The Vue felt unusually alive last Wednesday night (16 July). Not in the way a club surges to life when a beat drops, but in that slow, simmering way where strangers start talking, the liquor loosens ideas, and suddenly everyone’s asking big questions about the city we live in.
Jägermeister hosted a launch for Jägermeister Manifest, their new “ultra-premium” spirit, under the banner of a sensory dinner. It could have been just another corporate event: free drinks, a few platitudes about craftsmanship, then everyone leaves. Instead, it felt more like a microcosm of what Cape Town could be if we invested in creative spaces that prioritise connection over commerce.
The night began stiffly. People in all-black outfits (some with a touch of red) made polite small talk over cocktails. The Jägermeister Manifest Sour was definitely a personal favourite. But as the first plates arrived — velvety chicken liver parfait and charred leeks under curls of aged cheddar — something softened. Conversations deepened. There was no agenda, no forced networking, just curious people — from venue managers to artists to freelance writers — asking each other how we got here, what’s working, and what’s not.
It’s hard not to contrast that with Cape Town’s music ecosystem. For a city with so much artistic talent, we still lack infrastructure that nurtures it (sadly a song South Africa is all too familiar with).

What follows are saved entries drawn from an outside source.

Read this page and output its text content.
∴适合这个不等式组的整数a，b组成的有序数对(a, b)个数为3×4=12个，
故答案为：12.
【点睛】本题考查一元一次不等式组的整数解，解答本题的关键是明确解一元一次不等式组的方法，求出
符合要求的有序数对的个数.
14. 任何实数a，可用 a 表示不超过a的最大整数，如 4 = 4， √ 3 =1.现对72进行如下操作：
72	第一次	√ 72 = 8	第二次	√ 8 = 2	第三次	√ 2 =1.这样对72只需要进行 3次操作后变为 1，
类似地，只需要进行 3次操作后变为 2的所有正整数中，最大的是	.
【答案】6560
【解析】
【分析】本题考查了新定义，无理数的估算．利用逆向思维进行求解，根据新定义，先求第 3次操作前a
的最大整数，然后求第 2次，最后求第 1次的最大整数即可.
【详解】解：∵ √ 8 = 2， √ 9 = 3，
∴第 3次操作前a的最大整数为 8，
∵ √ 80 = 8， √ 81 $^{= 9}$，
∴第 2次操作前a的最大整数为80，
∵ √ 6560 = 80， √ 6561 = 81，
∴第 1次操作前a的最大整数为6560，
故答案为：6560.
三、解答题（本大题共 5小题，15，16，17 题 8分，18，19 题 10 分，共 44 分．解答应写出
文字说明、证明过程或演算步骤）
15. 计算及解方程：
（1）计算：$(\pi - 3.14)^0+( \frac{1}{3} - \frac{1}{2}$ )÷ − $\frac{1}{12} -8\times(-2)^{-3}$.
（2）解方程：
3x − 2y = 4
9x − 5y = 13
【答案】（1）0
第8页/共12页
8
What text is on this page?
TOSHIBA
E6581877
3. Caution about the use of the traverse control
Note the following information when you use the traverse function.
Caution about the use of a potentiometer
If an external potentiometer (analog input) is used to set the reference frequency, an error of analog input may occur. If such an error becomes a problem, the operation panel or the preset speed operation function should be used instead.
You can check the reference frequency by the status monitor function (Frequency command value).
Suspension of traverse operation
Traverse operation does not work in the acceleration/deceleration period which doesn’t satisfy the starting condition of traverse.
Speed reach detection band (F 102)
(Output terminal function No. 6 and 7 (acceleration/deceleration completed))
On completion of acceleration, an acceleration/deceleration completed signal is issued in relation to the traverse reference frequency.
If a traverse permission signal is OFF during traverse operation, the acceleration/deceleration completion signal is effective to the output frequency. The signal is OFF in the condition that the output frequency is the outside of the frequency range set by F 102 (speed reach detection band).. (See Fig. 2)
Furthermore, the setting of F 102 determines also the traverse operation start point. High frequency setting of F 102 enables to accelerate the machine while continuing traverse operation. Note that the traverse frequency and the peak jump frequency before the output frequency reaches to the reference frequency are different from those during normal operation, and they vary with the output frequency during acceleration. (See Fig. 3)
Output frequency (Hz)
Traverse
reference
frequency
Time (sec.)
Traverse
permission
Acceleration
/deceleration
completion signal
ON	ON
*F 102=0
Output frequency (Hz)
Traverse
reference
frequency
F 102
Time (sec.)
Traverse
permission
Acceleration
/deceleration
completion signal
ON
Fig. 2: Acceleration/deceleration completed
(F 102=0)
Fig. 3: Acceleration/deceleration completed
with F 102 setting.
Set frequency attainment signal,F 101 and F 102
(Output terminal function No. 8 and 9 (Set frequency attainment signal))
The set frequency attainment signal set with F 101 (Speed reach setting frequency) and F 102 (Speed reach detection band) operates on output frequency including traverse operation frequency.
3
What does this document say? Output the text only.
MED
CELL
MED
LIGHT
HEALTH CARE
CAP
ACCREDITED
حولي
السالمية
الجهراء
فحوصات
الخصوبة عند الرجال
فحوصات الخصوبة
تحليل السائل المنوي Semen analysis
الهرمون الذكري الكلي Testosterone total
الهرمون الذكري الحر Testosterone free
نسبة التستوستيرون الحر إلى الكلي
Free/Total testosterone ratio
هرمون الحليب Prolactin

The pandemic gutted our live music spaces, and despite glimmers of recovery the scene feels fragile, like it’s still recovering.
What struck me about the Jägermeister Manifest dinner wasn’t the luxury (though the picanha steak and duck-fat potatoes were the best I have ever had). It was how rare it is to sit in a room where people from different corners of culture feel seen and heard. That shouldn’t be reserved for carefully curated brand events.
If there’s a lesson here, it’s that Cape Town needs more spaces where curiosity leads, where we can experiment without the weight of commercial expectations. Jägermeister created one for an evening. The challenge is building them into the fabric of our city’s culture.